There is growing recognition that it can’t be business (or banking) as usual anymore. Like every industry, banking must be ready to embrace the fact that artificial intelligence is becoming an integral part of our lives. If banks don’t adapt to these changes, someone else will.

A recent Accenture survey shows that seven out of ten consumers would welcome AI-powered advice for banking, insurance and retirement services. According to Gartner, 85% of all customer interactions won’t require human customer service reps by the end of this decade. As Chris Skinner notes in a blog post titled ‘We Must Automate Humanity’, “A machine can be programmed to get it right (the) first time, every time and never get it wrong. A human cannot.”

But the idea is not to replace humans altogether, as Skinner argues in yet another post aptly titled ‘You Can Never Automate Humanity’: “Replace humans with robots so we can all just kick back and (live) off a financial cushion will just make us all addicts living a narcissistic lifestyle in an economy that freefalls.
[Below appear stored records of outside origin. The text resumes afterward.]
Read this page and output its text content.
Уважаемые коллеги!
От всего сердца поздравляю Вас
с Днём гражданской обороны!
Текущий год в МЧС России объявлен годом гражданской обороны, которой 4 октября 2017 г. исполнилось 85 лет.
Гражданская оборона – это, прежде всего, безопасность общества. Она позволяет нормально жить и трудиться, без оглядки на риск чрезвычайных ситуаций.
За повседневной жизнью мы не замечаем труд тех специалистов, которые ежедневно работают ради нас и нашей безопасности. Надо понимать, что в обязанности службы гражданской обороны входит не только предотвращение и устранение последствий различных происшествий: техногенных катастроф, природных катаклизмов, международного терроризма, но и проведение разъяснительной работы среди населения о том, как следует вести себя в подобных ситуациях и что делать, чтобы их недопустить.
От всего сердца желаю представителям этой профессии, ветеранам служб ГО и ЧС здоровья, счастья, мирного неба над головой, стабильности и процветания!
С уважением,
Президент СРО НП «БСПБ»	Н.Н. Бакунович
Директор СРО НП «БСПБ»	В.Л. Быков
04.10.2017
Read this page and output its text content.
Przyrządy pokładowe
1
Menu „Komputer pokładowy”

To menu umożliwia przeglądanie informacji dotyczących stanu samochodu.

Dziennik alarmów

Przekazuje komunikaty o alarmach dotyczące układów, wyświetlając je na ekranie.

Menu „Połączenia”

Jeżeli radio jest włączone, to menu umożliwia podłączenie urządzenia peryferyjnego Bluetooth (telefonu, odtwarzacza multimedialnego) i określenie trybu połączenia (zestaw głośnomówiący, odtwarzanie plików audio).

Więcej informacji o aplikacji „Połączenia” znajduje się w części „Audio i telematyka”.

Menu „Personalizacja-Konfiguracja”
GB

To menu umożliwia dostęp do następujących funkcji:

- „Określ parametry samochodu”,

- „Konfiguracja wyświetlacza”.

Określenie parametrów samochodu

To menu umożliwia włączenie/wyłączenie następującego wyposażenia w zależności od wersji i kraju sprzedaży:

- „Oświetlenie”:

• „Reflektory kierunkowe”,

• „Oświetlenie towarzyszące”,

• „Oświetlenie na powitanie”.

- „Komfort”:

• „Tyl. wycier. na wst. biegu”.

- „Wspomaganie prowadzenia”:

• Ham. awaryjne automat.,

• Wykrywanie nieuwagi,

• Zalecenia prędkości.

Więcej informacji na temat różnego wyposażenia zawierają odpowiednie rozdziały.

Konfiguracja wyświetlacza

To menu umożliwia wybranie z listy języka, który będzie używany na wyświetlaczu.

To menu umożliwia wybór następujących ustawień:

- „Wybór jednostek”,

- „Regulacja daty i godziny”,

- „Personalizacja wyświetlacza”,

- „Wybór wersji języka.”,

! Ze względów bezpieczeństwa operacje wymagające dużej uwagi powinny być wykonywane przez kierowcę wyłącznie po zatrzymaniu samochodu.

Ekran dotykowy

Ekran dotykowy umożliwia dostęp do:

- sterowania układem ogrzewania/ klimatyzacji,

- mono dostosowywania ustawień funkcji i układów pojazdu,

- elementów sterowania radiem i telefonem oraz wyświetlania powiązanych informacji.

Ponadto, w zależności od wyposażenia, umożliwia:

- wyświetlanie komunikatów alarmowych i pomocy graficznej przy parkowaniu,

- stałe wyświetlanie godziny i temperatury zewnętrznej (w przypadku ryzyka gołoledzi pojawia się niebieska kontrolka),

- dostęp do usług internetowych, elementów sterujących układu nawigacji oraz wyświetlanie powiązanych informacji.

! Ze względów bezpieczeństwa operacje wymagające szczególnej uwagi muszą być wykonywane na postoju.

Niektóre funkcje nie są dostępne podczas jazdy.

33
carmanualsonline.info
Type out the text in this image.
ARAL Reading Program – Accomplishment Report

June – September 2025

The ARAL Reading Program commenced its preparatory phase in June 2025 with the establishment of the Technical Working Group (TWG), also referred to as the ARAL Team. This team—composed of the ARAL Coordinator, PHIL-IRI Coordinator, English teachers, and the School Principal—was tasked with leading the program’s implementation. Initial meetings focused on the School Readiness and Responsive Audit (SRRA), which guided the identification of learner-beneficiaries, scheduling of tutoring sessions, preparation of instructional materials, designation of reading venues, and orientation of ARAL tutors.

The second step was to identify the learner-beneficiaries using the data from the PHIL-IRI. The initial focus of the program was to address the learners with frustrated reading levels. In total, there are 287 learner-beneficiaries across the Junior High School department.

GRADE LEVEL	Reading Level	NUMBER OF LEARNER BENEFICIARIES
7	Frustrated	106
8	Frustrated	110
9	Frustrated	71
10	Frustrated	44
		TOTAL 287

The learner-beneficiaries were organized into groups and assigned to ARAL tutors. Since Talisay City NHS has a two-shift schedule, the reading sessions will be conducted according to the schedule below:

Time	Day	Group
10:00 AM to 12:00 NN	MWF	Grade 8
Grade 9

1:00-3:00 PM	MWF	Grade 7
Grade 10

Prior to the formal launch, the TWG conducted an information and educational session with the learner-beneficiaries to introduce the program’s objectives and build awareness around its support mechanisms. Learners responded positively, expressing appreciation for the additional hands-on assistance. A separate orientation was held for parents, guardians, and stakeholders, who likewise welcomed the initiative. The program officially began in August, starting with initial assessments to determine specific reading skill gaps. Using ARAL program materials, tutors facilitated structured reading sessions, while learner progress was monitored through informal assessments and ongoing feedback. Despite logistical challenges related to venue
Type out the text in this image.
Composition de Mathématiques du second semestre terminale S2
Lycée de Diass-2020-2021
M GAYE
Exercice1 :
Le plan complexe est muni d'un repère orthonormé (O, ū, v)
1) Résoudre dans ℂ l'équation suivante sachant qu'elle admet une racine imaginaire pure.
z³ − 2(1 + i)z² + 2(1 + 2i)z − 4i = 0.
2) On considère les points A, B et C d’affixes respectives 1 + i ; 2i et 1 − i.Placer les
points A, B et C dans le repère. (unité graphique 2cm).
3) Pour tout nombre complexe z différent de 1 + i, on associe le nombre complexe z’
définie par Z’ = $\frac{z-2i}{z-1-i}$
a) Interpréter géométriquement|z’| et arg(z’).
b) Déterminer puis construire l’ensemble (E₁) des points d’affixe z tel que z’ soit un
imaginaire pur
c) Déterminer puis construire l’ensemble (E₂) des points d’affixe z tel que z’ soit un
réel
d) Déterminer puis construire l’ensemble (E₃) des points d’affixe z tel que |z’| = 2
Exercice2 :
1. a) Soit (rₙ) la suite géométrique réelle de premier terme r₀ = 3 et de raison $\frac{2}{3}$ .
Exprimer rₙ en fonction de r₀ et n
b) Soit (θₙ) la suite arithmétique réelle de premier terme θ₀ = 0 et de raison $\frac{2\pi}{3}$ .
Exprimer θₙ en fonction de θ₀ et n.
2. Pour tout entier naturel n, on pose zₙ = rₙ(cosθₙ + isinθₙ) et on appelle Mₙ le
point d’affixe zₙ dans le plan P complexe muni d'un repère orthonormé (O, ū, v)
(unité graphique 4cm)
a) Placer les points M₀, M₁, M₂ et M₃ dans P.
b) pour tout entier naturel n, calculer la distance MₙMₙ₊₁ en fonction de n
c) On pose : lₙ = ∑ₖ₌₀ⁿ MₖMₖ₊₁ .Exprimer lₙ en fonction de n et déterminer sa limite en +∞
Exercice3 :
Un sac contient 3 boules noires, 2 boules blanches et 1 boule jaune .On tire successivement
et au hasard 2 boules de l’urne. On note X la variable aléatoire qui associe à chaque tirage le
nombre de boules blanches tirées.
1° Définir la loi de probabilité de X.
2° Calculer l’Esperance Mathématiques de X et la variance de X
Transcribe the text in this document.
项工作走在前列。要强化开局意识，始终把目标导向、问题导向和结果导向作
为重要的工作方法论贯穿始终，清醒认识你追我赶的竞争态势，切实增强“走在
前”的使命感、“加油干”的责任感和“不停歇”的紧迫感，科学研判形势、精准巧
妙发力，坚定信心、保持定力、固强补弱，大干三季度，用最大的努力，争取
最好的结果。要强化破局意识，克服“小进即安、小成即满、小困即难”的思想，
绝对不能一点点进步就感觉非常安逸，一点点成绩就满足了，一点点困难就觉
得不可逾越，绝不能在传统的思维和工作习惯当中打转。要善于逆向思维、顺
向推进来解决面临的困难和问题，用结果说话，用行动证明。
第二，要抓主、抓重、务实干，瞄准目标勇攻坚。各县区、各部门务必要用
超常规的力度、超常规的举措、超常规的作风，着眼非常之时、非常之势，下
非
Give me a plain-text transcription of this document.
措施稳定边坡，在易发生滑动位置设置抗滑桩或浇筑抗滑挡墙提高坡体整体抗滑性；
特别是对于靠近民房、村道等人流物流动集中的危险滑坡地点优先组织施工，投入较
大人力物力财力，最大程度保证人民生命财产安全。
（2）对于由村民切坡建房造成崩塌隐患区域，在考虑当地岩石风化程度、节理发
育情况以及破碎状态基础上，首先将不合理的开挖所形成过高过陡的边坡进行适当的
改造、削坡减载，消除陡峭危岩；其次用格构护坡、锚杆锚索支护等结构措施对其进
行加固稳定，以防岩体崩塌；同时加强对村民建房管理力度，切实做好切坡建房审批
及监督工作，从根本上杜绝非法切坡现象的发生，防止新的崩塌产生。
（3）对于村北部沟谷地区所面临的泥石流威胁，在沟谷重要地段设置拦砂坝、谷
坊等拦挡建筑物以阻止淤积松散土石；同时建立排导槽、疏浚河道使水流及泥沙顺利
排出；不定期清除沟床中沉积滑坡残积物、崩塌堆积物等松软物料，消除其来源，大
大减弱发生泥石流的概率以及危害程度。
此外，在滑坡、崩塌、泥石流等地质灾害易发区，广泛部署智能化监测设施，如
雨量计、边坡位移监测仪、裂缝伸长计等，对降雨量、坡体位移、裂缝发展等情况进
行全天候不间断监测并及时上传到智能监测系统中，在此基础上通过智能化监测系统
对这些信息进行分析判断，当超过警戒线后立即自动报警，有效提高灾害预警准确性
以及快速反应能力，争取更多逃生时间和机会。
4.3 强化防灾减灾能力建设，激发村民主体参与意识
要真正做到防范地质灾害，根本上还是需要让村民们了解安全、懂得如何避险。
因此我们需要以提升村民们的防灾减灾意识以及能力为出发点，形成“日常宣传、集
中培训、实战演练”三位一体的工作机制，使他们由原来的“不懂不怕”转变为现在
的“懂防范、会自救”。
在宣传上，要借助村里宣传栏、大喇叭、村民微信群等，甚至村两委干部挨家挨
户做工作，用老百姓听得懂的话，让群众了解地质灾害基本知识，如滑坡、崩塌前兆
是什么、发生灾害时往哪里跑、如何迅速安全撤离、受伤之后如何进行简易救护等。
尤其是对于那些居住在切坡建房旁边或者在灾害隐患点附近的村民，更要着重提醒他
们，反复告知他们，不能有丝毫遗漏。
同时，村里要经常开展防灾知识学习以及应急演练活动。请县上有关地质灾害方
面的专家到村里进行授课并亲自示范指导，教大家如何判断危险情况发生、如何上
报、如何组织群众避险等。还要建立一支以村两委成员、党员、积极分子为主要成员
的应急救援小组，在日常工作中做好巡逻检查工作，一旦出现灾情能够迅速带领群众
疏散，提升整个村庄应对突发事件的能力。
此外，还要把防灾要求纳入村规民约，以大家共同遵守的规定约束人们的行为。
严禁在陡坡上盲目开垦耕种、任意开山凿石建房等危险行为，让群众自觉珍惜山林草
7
That is why I do not believe the robots will take over everything. There will always be a need for a human somewhere.”

Because of its ability to always be available, predictive, understand compliance, and work autonomously, a chatbot can become a critical – even if not an exclusive – channel for customers interacting with their banks. At the end of the day, if a customer receives excellent customer service, he/she won’t care if it comes from a human employee or a chatbot.